6

Given a set** S containing duplicate elements, how can one determine the total number all the possible subsets of S, where each subset is unique.

For example, say S = {A, B, B} and let K be the set of all subsets, then K = {{}, {A}, {B}, {A, B}, {B, B}, {A, B, B}} and therefore |K| = 6.

Another example would be if S = {A, A, B, B}, then K = {{}, {A}, {B}, {A, B}, {A, A}, {B, B}, {A, B, B}, {A, A, B}, {A, A, B, B}} and therefor |K| = 9

It is easy to see that if S is a real set, having only unique elements, then |K| = 2^|S|.

What is a formula to calculate this value |K| given a "set" S (with duplicates), without generating all the subsets?

** Not technically a set.

Nixuz
  • 3,439
  • 4
  • 39
  • 44
  • This is really a math question, not a programming question. – Eddie Apr 10 '09 at 02:04
  • It is for a programming related problem I have and such a formula is important for analyzing the running time of certain combinatorics related algorithms. – Nixuz Apr 10 '09 at 02:28

2 Answers2

16

Take the product of all the (frequencies + 1).

For example, in {A,B,B}, the answer is (1+1) [the number of As] * (2+1) [the number of Bs] = 6.

In the second example, count(A) = 2 and count(B) = 2. Thus the answer is (2+1) * (2+1) = 9.

The reason this works is that you can define any subset as a vector of counts - for {A,B,B}, the subsets can be described as {A=0,B=0}, {A=0,B=1}, {0,2}, {1,0}, {1,1}, {1,2}.

For each number in counts[] there are (frequencies of that object + 1) possible values. (0..frequencies)

Therefore, the total number of possiblities is the product of all (frequencies+1).

The "all unique" case can also be explained this way - there is one occurence of each object, so the answer is (1+1)^|S| = 2^|S|.

v3.
  • 2,003
  • 15
  • 18
  • As soon as I read even just the first part of your answer, I could see that it was right. Now I feel stupid for not seeing this as it is pretty obvious to see once someone explains it. Either way thank you, you have saved me lots of time and frustration. – Nixuz Apr 10 '09 at 02:50
  • But how is it handling the order of numbers in the subset – Nikhil Rathore Jan 25 '19 at 17:26
  • I don't think it is correct. For set (a, b, a) the number of subsets should be (2 + 1) * (1 + 1) = 6. But including the empty subset there are 7 subsets. – Nikhil Rathore Jan 25 '19 at 17:40
  • @NikhilRathore, how did you get the 7th one? It makes more sense if you represent list as list of counts as the author mentioned. Given your example (a, b, a) -> (a=2, b=1), there can only be 6: (a=0, b=0) [empty set], (a=0, b=1), (a=1, b=0), (a=1, b=1), (a=2, b=0), (a=2, b=1). – Harry Cho Mar 18 '19 at 00:16
4

I'll argue that this problem is simple to solve, when viewed in the proper way. You don't care about order of the elements, only whether they appear in a subset of not.

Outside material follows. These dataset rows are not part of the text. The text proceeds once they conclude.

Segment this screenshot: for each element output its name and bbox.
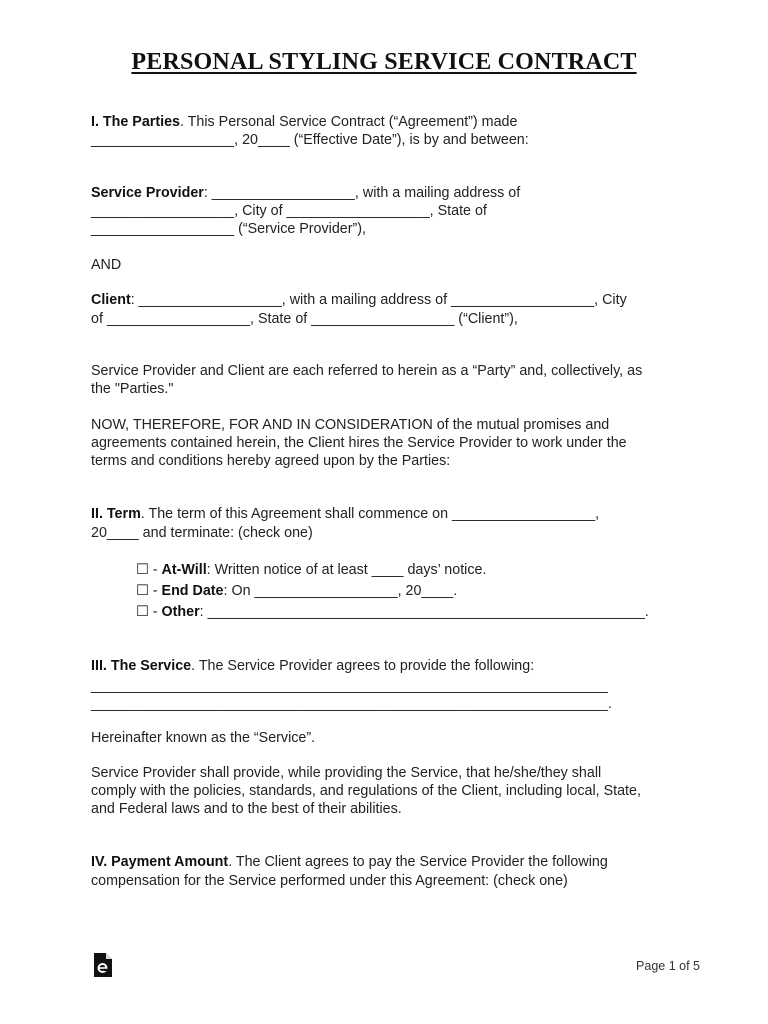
whereas-line-3: terms and conditions hereby agreed upon by the Parties: xyxy=(91,453,451,469)
option-label: Other xyxy=(161,604,200,620)
term-line-2: 20____ and terminate: (check one) xyxy=(91,525,313,541)
whereas-line-1: NOW, THEREFORE, FOR AND IN CONSIDERATION of the mutual promises and xyxy=(91,417,610,433)
service-known-as: Hereinafter known as the “Service”. xyxy=(91,730,316,746)
parties-heading: I. The Parties xyxy=(91,114,180,130)
party-def-line-2: the "Parties." xyxy=(91,381,174,397)
option-label: End Date xyxy=(161,583,224,599)
and-text: AND xyxy=(91,257,122,273)
document-title: PERSONAL STYLING SERVICE CONTRACT xyxy=(131,49,637,75)
checkbox-icon[interactable]: ☐ - xyxy=(136,562,162,578)
checkbox-icon[interactable]: ☐ - xyxy=(136,604,162,620)
eforms-logo-icon xyxy=(92,951,114,979)
service-blank-line-2: _________________________________________________________________. xyxy=(91,696,612,712)
term-option-at-will: ☐ - At-Will: Written notice of at least ____ days’ notice. xyxy=(136,562,487,578)
client-label: Client xyxy=(91,292,131,308)
provider-line-3: __________________ (“Service Provider”), xyxy=(91,221,366,237)
payment-line-2: compensation for the Service performed under this Agreement: (check one) xyxy=(91,873,568,889)
option-label: At-Will xyxy=(161,562,207,578)
provider-line-1: Service Provider: __________________, with a mailing address of xyxy=(91,185,521,201)
service-line-1: III. The Service. The Service Provider agrees to provide the following: xyxy=(91,658,535,674)
service-heading: III. The Service xyxy=(91,658,192,674)
client-line-1: Client: __________________, with a mailing address of __________________, City xyxy=(91,292,627,308)
term-option-other: ☐ - Other: _______________________________________________________. xyxy=(136,604,649,620)
page-number: Page 1 of 5 xyxy=(636,959,700,973)
provider-label: Service Provider xyxy=(91,185,204,201)
term-heading: II. Term xyxy=(91,506,141,522)
service-comply-line-1: Service Provider shall provide, while providing the Service, that he/she/they shall xyxy=(91,765,602,781)
parties-line-2: __________________, 20____ (“Effective Date”), is by and between: xyxy=(91,132,529,148)
provider-line-2: __________________, City of __________________, State of xyxy=(91,203,487,219)
whereas-line-2: agreements contained herein, the Client hires the Service Provider to work under the xyxy=(91,435,627,451)
term-line-1: II. Term. The term of this Agreement shall commence on __________________, xyxy=(91,506,600,522)
parties-line-1: I. The Parties. This Personal Service Contract (“Agreement”) made xyxy=(91,114,518,130)
checkbox-icon[interactable]: ☐ - xyxy=(136,583,162,599)
client-line-2: of __________________, State of __________________ (“Client”), xyxy=(91,311,518,327)
service-comply-line-3: and Federal laws and to the best of their abilities. xyxy=(91,801,402,817)
payment-line-1: IV. Payment Amount. The Client agrees to pay the Service Provider the following xyxy=(91,854,608,870)
term-option-end-date: ☐ - End Date: On __________________, 20____. xyxy=(136,583,458,599)
service-comply-line-2: comply with the policies, standards, and regulations of the Client, including local, State, xyxy=(91,783,641,799)
party-def-line-1: Service Provider and Client are each referred to herein as a “Party” and, collectively, as xyxy=(91,363,643,379)
payment-heading: IV. Payment Amount xyxy=(91,854,229,870)
service-blank-line-1: _________________________________________________________________ xyxy=(91,678,608,694)
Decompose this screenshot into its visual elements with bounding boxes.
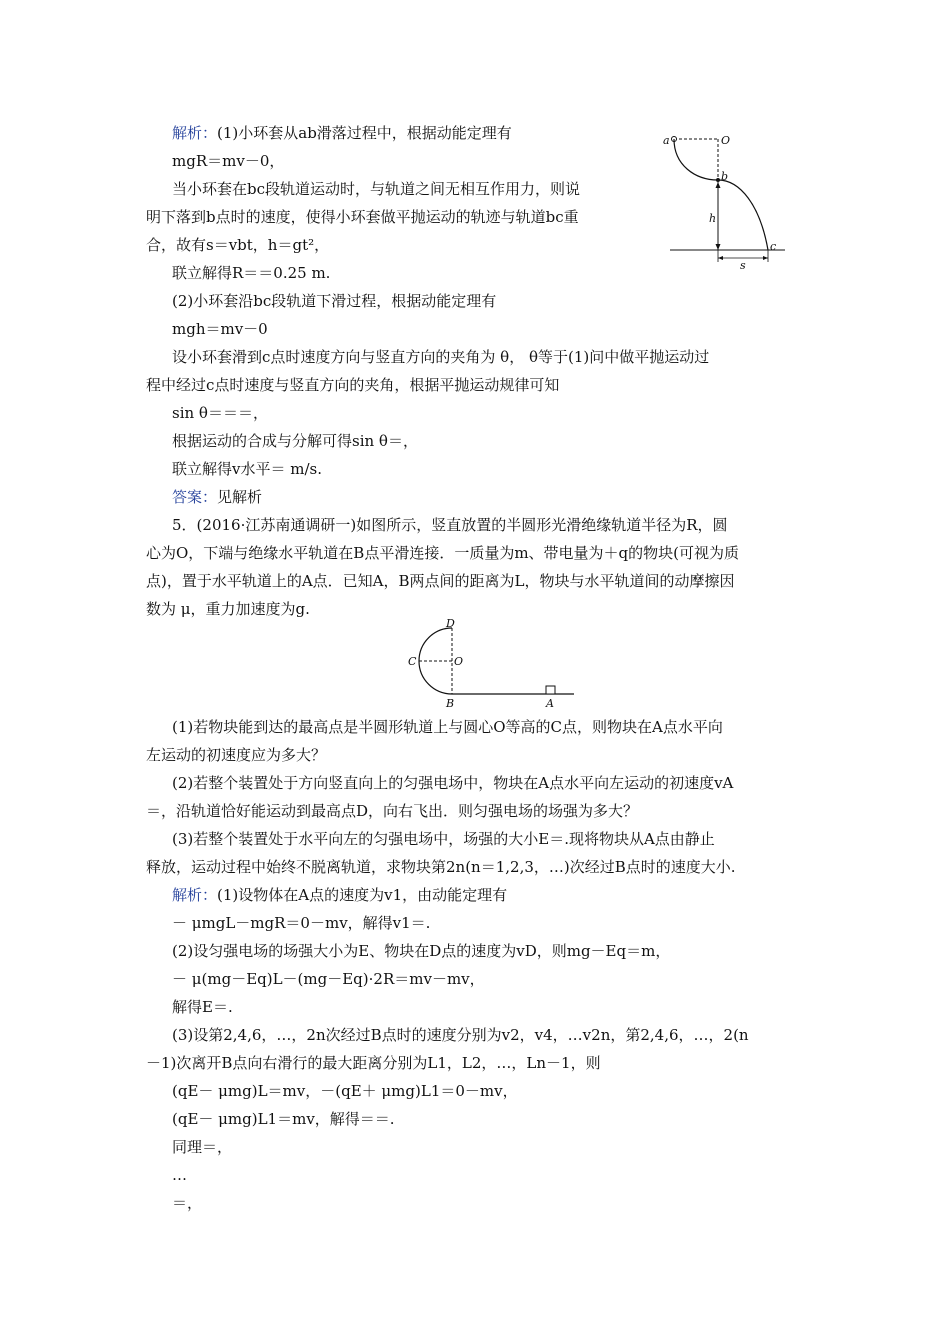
solution5-line-8: (qE－ μmg)L＝mv，－(qE＋ μmg)L1＝0－mv， — [172, 1082, 518, 1100]
solution-line-2: mgR＝mv－0， — [172, 152, 285, 170]
label-o: O — [454, 655, 464, 668]
solution-line-1: 解析：(1)小环套从ab滑落过程中，根据动能定理有 — [172, 124, 512, 142]
solution5-line-12: ＝， — [172, 1194, 203, 1212]
solution-line-11: sin θ＝＝＝， — [172, 404, 268, 422]
solution5-line-4: － μ(mg－Eq)L－(mg－Eq)·2R＝mv－mv， — [172, 970, 485, 988]
solution-line-7: (2)小环套沿bc段轨道下滑过程，根据动能定理有 — [172, 292, 497, 310]
label-a: a — [663, 134, 670, 147]
label-b: b — [721, 170, 729, 183]
track-diagram-1 — [660, 130, 790, 270]
label-d: D — [446, 618, 455, 630]
question-line-5: (3)若整个装置处于水平向左的匀强电场中，场强的大小E＝.现将物块从A点由静止 — [172, 830, 715, 848]
answer-label: 答案： — [172, 488, 218, 506]
solution5-line-1: 解析：(1)设物体在A点的速度为v1，由动能定理有 — [172, 886, 508, 904]
solution5-line-7: －1)次离开B点向右滑行的最大距离分别为L1，L2，…，Ln－1，则 — [146, 1054, 601, 1072]
solution-line-13: 联立解得v水平＝ m/s. — [172, 460, 322, 478]
solution5-line-2: － μmgL－mgR＝0－mv，解得v1＝. — [172, 914, 431, 932]
problem-5-line-2: 心为O，下端与绝缘水平轨道在B点平滑连接．一质量为m、带电量为＋q的物块(可视为质 — [146, 544, 740, 562]
solution5-line-5: 解得E＝. — [172, 998, 233, 1016]
solution-line-8: mgh＝mv－0 — [172, 320, 268, 338]
solution-line-6: 联立解得R＝＝0.25 m. — [172, 264, 331, 282]
solution-line-12: 根据运动的合成与分解可得sin θ＝， — [172, 432, 418, 450]
solution-line-9: 设小环套滑到c点时速度方向与竖直方向的夹角为 θ， θ等于(1)问中做平抛运动过 — [172, 348, 710, 366]
solution-line-5: 合，故有s＝vbt，h＝gt²， — [146, 236, 330, 254]
solution5-line-6: (3)设第2,4,6，…，2n次经过B点时的速度分别为v2，v4，…v2n，第2,4,6，…，2(n — [172, 1026, 749, 1044]
label-h: h — [709, 212, 717, 225]
solution-line-10: 程中经过c点时速度与竖直方向的夹角，根据平抛运动规律可知 — [146, 376, 560, 394]
solution-line-4: 明下落到b点时的速度，使得小环套做平抛运动的轨迹与轨道bc重 — [146, 208, 579, 226]
solution5-line-11: … — [172, 1166, 187, 1184]
label-o: O — [721, 134, 731, 147]
problem-5-line-1: 5．(2016·江苏南通调研一)如图所示，竖直放置的半圆形光滑绝缘轨道半径为R，圆 — [172, 516, 728, 534]
solution5-label: 解析： — [172, 886, 218, 904]
problem-5-line-3: 点)，置于水平轨道上的A点．已知A，B两点间的距离为L，物块与水平轨道间的动摩擦因 — [146, 572, 735, 590]
label-c: C — [408, 655, 417, 668]
solution-label: 解析： — [172, 124, 218, 142]
solution5-line-10: 同理＝， — [172, 1138, 233, 1156]
question-line-6: 释放，运动过程中始终不脱离轨道，求物块第2n(n＝1,2,3，…)次经过B点时的速度大小. — [146, 858, 736, 876]
problem-5-line-4: 数为 μ，重力加速度为g. — [146, 600, 310, 618]
solution5-line-9: (qE－ μmg)L1＝mv，解得＝＝. — [172, 1110, 395, 1128]
solution-line-3: 当小环套在bc段轨道运动时，与轨道之间无相互作用力，则说 — [172, 180, 581, 198]
label-c: c — [770, 240, 777, 253]
solution5-line-3: (2)设匀强电场的场强大小为E、物块在D点的速度为vD，则mg－Eq＝m， — [172, 942, 671, 960]
question-line-3: (2)若整个装置处于方向竖直向上的匀强电场中，物块在A点水平向左运动的初速度vA — [172, 774, 734, 792]
track-diagram-2 — [400, 618, 590, 710]
answer-text: 见解析 — [217, 488, 263, 506]
answer-line — [172, 487, 262, 507]
question-line-2: 左运动的初速度应为多大？ — [146, 746, 327, 764]
question-line-1: (1)若物块能到达的最高点是半圆形轨道上与圆心O等高的C点，则物块在A点水平向 — [172, 718, 723, 736]
question-line-4: ＝，沿轨道恰好能运动到最高点D，向右飞出．则匀强电场的场强为多大？ — [146, 802, 639, 820]
label-a: A — [546, 697, 554, 710]
label-b: B — [446, 697, 455, 710]
label-s: s — [740, 259, 746, 270]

Count the number of times each element appears in the set. For the one element set {A}, how many subsets are there? Clearly there are only two sets. Now suppose we added another element, B, that is distinct from A, to form the set {A,B}. We can form the list of all sets very easily. Take all the sets that we formed using only A, and add in zero or one copy of B. In effect, we double the number of sets. Clearly we can use induction to show that for N distinct elements, the total number of sets is just 2^N.

Suppose that some elements appear multiple times? Consider the set with three copies of A. Thus {A,A,A}. How many subsets can you form? Again, this is simple. We can have 0, 1, 2, or 3 copies of A, so the total number of subsets is 4 since order does not matter.

In general, for N copies of the element A, we will end up with N+1 possible subsets. Now, expand this by adding in some number, M, of copies of B. So we have N copies of A and M copies of B. How many total subsets are there? Yes, this seems clear too. To every possible subset with only A in it (there were N+1 of them) we can add between 0 and M copies of B.

So the total number of subsets when we have N copies of A and M copies of B is simple. It must be (N+1)*(M+1). Again, we can use an inductive argument to show that the total number of subsets is the product of such terms. Merely count up the total number of replicates for each distinct element, add 1, and take the product.

See what happens with the set {A,B,B}. We get 2*3 = 6.

For the set {A,A,B,B}, we get 3*3 = 9.